Vivian hatte bereits eine Ernährungsberaterin und auch eine Personal Trainerin. Jules notierte, dass sie beide so bald wie möglich anrufen und Termine vereinbaren sollte.

»Und das Allerwichtigste ist«, sagte Dr. Latchley und klang zum ersten Mal wirklich streng, »dass Sie sich genug ausruhen. Ich weiß, dass Sie eine viel beschäftigte Frau sind, aber Sie sollten sich darauf einstellen, es etwas langsamer angehen zu lassen.« Sie nickte Jules zu. »Sie ist jung und voller Energie. Vielleicht können Sie sie einspannen und ein paar Dinge für sich erledigen lassen.«

Jules’ Augen weiteten sich.

Vivian sagte nur: »Ich werde darüber nachdenken.«

»Haben Sie noch weitere Fragen?«, wollte Dr. Latchley wissen.

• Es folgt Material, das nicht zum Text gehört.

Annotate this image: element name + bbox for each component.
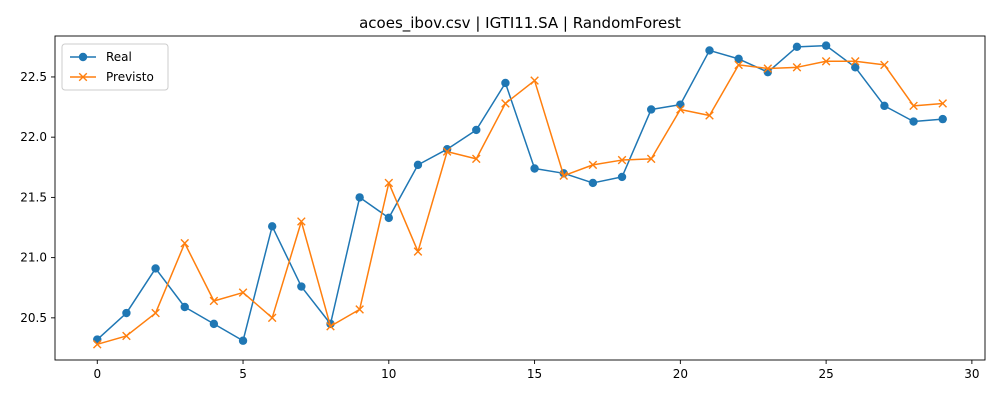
data-point-previsto bbox=[471, 154, 481, 164]
y-tick-label: 20.5 bbox=[20, 311, 47, 325]
data-point-real bbox=[617, 172, 627, 182]
data-point-previsto bbox=[909, 101, 918, 111]
data-point-real bbox=[180, 302, 189, 312]
x-tick-label: 0 bbox=[93, 367, 101, 381]
y-tick-label: 22.5 bbox=[20, 70, 47, 84]
data-point-real bbox=[530, 164, 539, 173]
data-point-real bbox=[880, 101, 889, 111]
data-point-real bbox=[705, 46, 714, 55]
data-point-previsto bbox=[151, 308, 160, 318]
data-point-real bbox=[676, 100, 685, 109]
data-point-previsto bbox=[413, 247, 423, 256]
data-point-real bbox=[442, 145, 452, 154]
data-point-previsto bbox=[326, 321, 335, 331]
data-point-real bbox=[472, 125, 481, 135]
data-point-real bbox=[384, 213, 394, 223]
data-point-real bbox=[851, 63, 860, 72]
y-tick-label: 21.5 bbox=[20, 190, 47, 204]
data-point-previsto bbox=[297, 217, 306, 226]
data-point-previsto bbox=[821, 56, 831, 66]
data-point-previsto bbox=[559, 171, 569, 181]
data-point-previsto bbox=[734, 60, 743, 70]
data-point-previsto bbox=[180, 238, 190, 248]
legend-box bbox=[61, 43, 169, 91]
data-point-previsto bbox=[588, 160, 598, 170]
data-point-real bbox=[355, 193, 364, 202]
data-point-previsto bbox=[122, 331, 131, 341]
x-tick-label: 20 bbox=[673, 367, 688, 381]
data-point-previsto bbox=[267, 313, 277, 323]
legend-marker-previsto bbox=[78, 72, 88, 82]
data-point-previsto bbox=[850, 56, 860, 66]
legend-marker-real bbox=[78, 52, 88, 62]
data-point-previsto bbox=[617, 155, 627, 165]
data-point-real bbox=[93, 335, 102, 344]
data-point-previsto bbox=[355, 305, 364, 314]
data-point-real bbox=[938, 114, 947, 124]
legend-label-real: Real bbox=[106, 50, 132, 64]
legend-label-previsto: Previsto bbox=[106, 70, 154, 84]
data-point-real bbox=[238, 336, 248, 345]
data-point-previsto bbox=[384, 178, 394, 188]
data-point-previsto bbox=[501, 99, 510, 108]
y-tick-label: 22.0 bbox=[20, 130, 47, 144]
data-point-real bbox=[588, 178, 598, 188]
data-point-real bbox=[734, 54, 743, 64]
data-point-real bbox=[297, 282, 306, 291]
data-point-real bbox=[821, 41, 831, 50]
axes: 0 5 10 15 20 25 30 20.5 21.0 21.5 22.0 22.5 bbox=[20, 35, 986, 381]
data-point-previsto bbox=[880, 60, 889, 70]
data-point-previsto bbox=[676, 105, 685, 114]
x-tick-label: 10 bbox=[381, 367, 396, 381]
data-point-real bbox=[151, 264, 160, 273]
data-point-previsto bbox=[763, 64, 773, 73]
data-point-previsto bbox=[792, 63, 802, 72]
data-point-real bbox=[122, 308, 131, 318]
legend: Real Previsto bbox=[61, 43, 169, 91]
data-point-real bbox=[501, 78, 510, 88]
data-point-previsto bbox=[238, 288, 248, 297]
chart-title: acoes_ibov.csv | IGTI11.SA | RandomFores… bbox=[359, 14, 681, 33]
series-line-real bbox=[96, 44, 943, 342]
data-point-previsto bbox=[646, 154, 656, 164]
series-line-previsto bbox=[97, 60, 943, 346]
y-tick-label: 21.0 bbox=[20, 251, 47, 265]
data-point-previsto bbox=[530, 76, 539, 85]
data-point-previsto bbox=[938, 99, 948, 108]
data-point-real bbox=[909, 117, 918, 126]
data-point-real bbox=[267, 222, 277, 231]
data-point-previsto bbox=[92, 340, 102, 349]
data-point-real bbox=[792, 42, 802, 52]
x-tick-label: 5 bbox=[239, 367, 247, 381]
data-point-real bbox=[413, 160, 423, 170]
plot-frame bbox=[54, 35, 986, 361]
data-point-real bbox=[646, 105, 656, 114]
data-point-real bbox=[209, 319, 219, 329]
plot-area bbox=[92, 41, 948, 349]
x-tick-label: 15 bbox=[527, 367, 542, 381]
data-point-previsto bbox=[705, 111, 714, 120]
x-tick-label: 25 bbox=[818, 367, 833, 381]
data-point-previsto bbox=[209, 296, 219, 306]
x-tick-label: 30 bbox=[964, 367, 979, 381]
data-point-previsto bbox=[442, 147, 452, 156]
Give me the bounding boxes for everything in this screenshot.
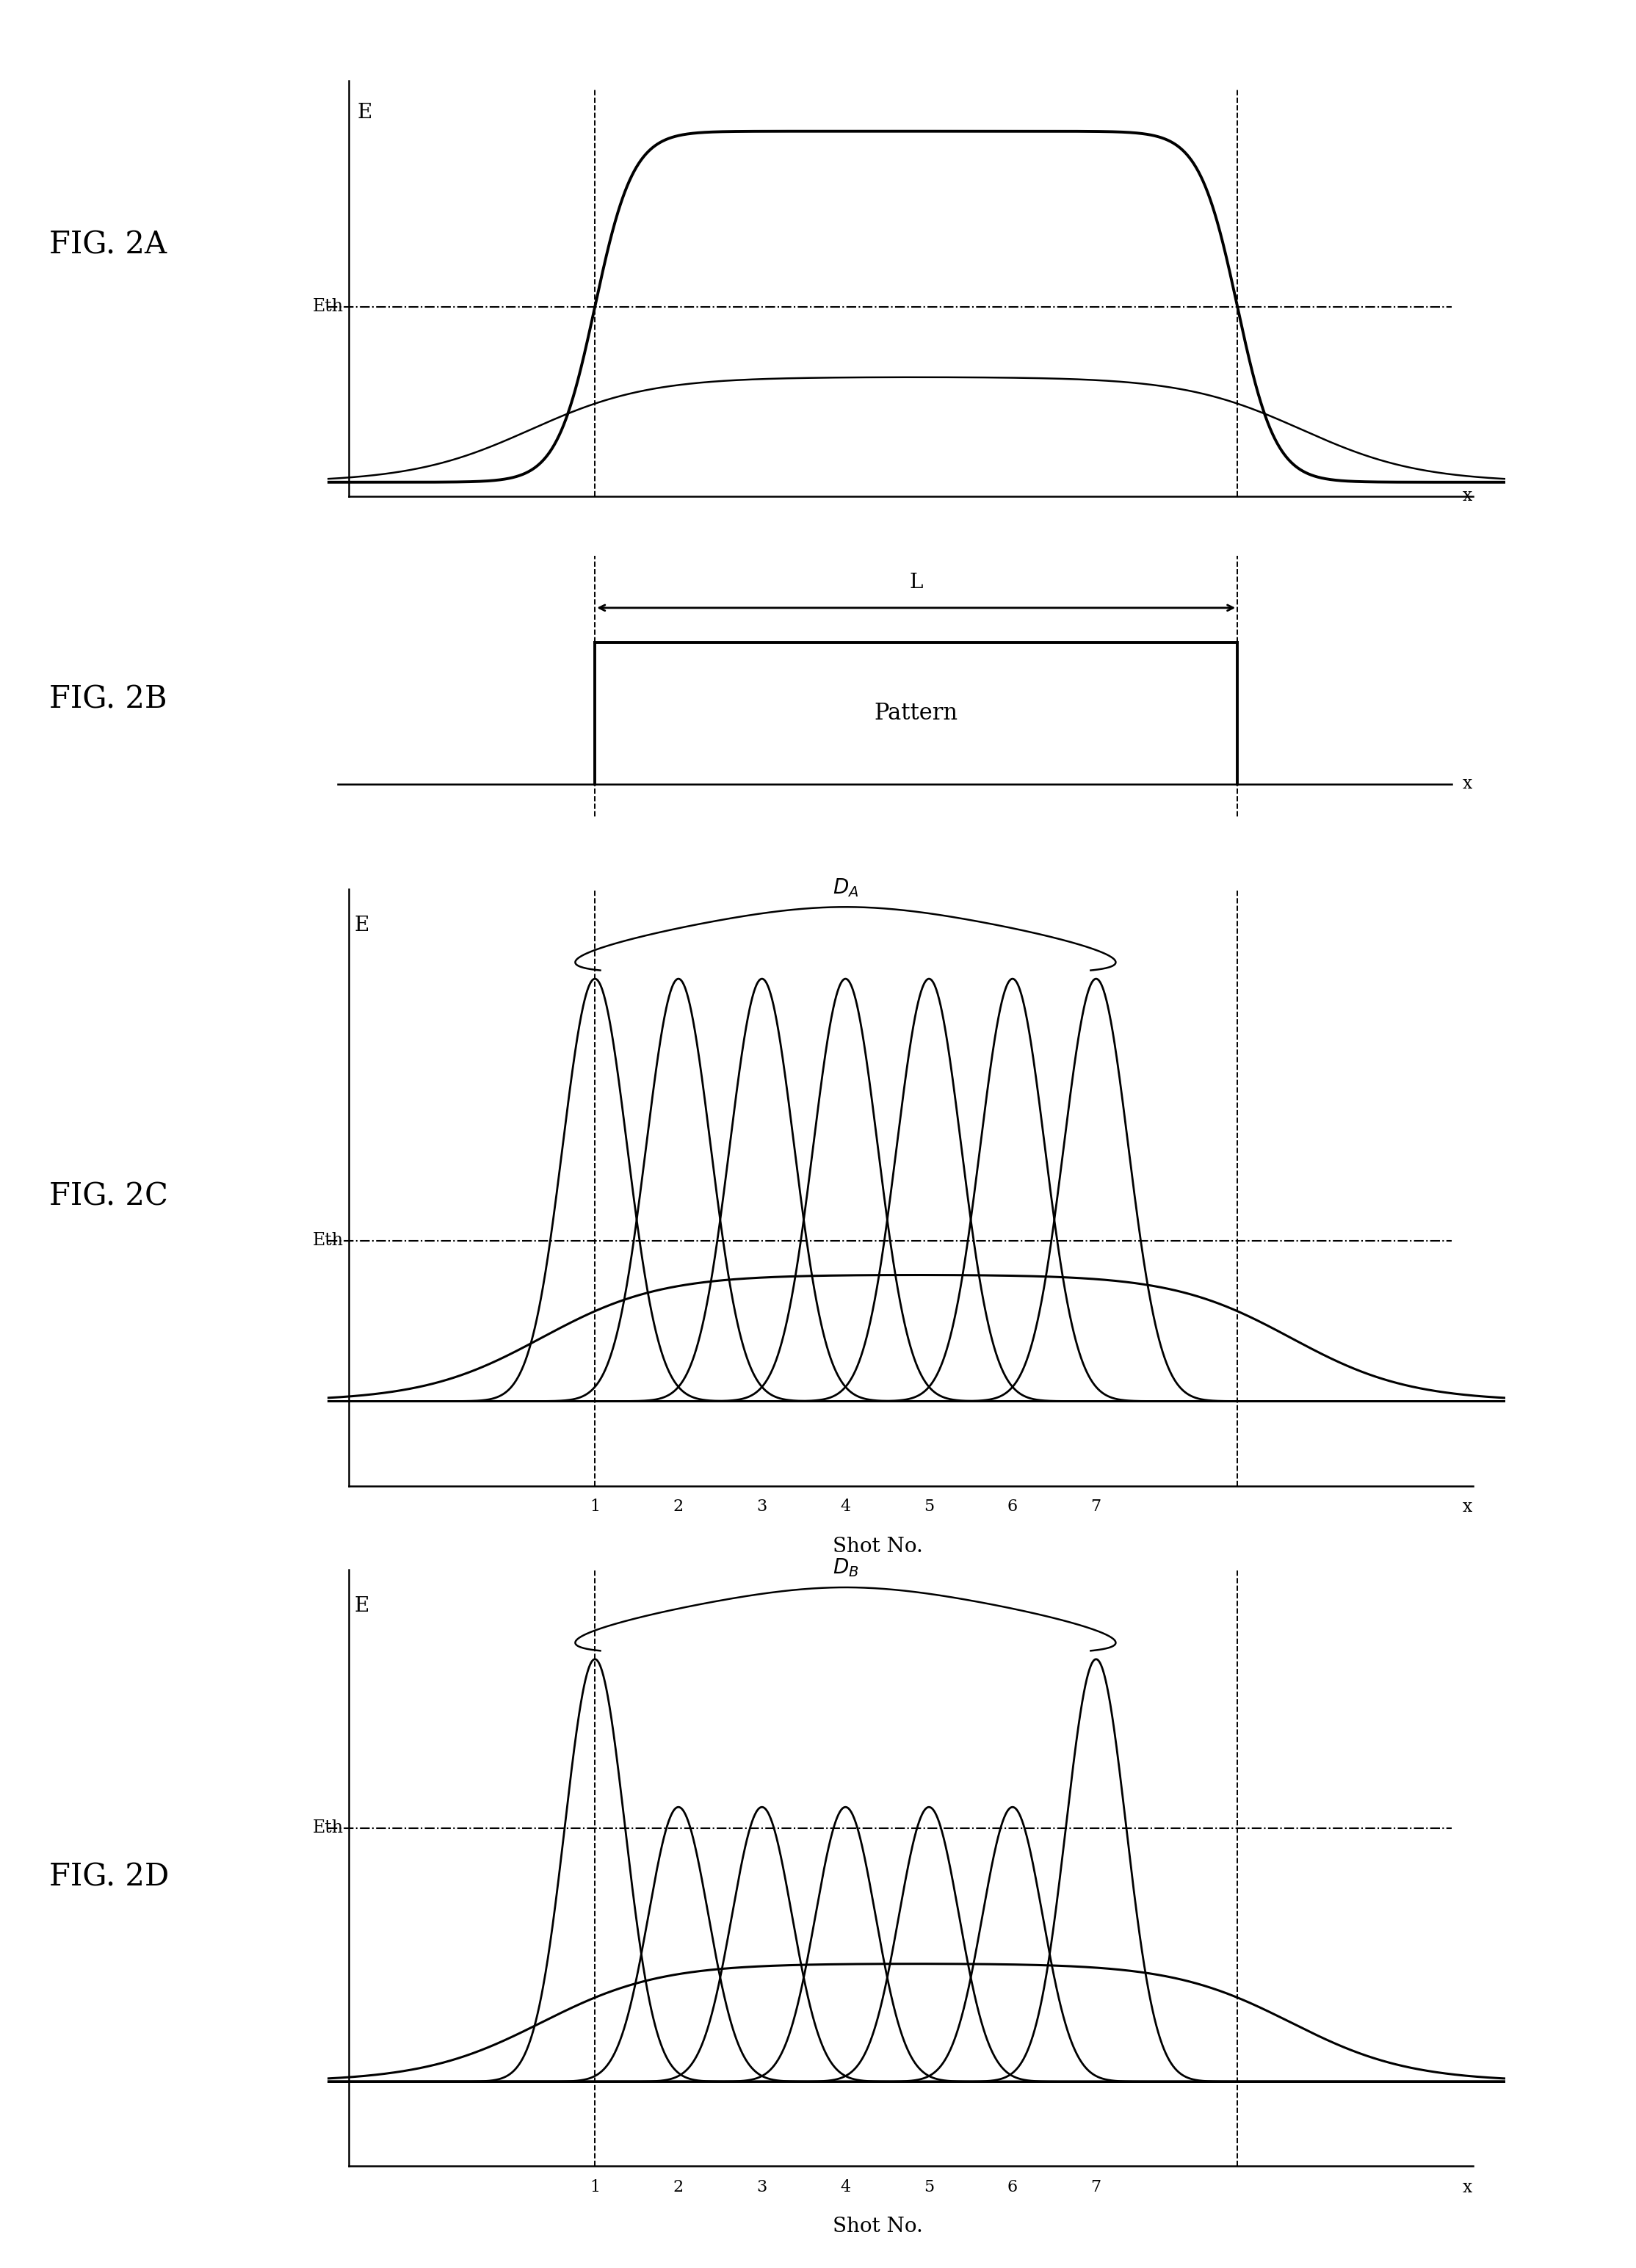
Text: Pattern: Pattern bbox=[874, 701, 959, 723]
Text: FIG. 2B: FIG. 2B bbox=[49, 683, 167, 714]
Text: x: x bbox=[1463, 2180, 1472, 2195]
Text: x: x bbox=[1463, 488, 1472, 506]
Text: Eth: Eth bbox=[312, 299, 344, 315]
Text: 1: 1 bbox=[589, 2180, 600, 2195]
Text: 4: 4 bbox=[841, 2180, 851, 2195]
Text: 5: 5 bbox=[924, 1499, 934, 1515]
Text: FIG. 2C: FIG. 2C bbox=[49, 1182, 169, 1211]
Text: Shot No.: Shot No. bbox=[833, 1535, 923, 1556]
Text: E: E bbox=[353, 916, 368, 934]
Text: 7: 7 bbox=[1091, 1499, 1101, 1515]
Text: 5: 5 bbox=[924, 2180, 934, 2195]
Text: FIG. 2D: FIG. 2D bbox=[49, 1862, 169, 1892]
Text: 4: 4 bbox=[841, 1499, 851, 1515]
Text: x: x bbox=[1463, 1499, 1472, 1515]
Text: 2: 2 bbox=[674, 1499, 684, 1515]
Text: x: x bbox=[1463, 776, 1472, 792]
Text: 1: 1 bbox=[589, 1499, 600, 1515]
Text: L: L bbox=[910, 574, 923, 592]
Text: $D_A$: $D_A$ bbox=[833, 878, 859, 898]
Text: E: E bbox=[353, 1597, 368, 1615]
Text: FIG. 2A: FIG. 2A bbox=[49, 229, 167, 261]
Text: Shot No.: Shot No. bbox=[833, 2216, 923, 2236]
Text: 7: 7 bbox=[1091, 2180, 1101, 2195]
Text: 2: 2 bbox=[674, 2180, 684, 2195]
Text: 6: 6 bbox=[1008, 1499, 1018, 1515]
Text: $D_B$: $D_B$ bbox=[833, 1558, 859, 1579]
Text: E: E bbox=[357, 102, 371, 122]
Text: Eth: Eth bbox=[312, 1819, 344, 1837]
Text: 3: 3 bbox=[757, 1499, 767, 1515]
Text: 6: 6 bbox=[1008, 2180, 1018, 2195]
Text: 3: 3 bbox=[757, 2180, 767, 2195]
Text: Eth: Eth bbox=[312, 1232, 344, 1250]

»Kann sie normalen Kaffee trinken?«, rutschte es Jules heraus. »Ich habe gelesen, dass bis zu zwei Tassen am Tag in Ordnung sind.« Wahrscheinlich sollte sie nicht versuchen, Vivian zu zeigen, dass sie falschlag – und das auch noch vor ihrer Ärztin –, aber Ich denke mal darüber nach? Ernsthaft? Und das, nachdem Jules das letzte Jahr für sie auf dem Zahnfleisch gegangen war?

Vivian warf ihr einen finsteren Blick zu, den Jules nur erwiderte.

»Zwei Tassen sind in Ordnung«, sagte Dr. Latchley geistesabwesend und blickte auf ihre Unterlagen.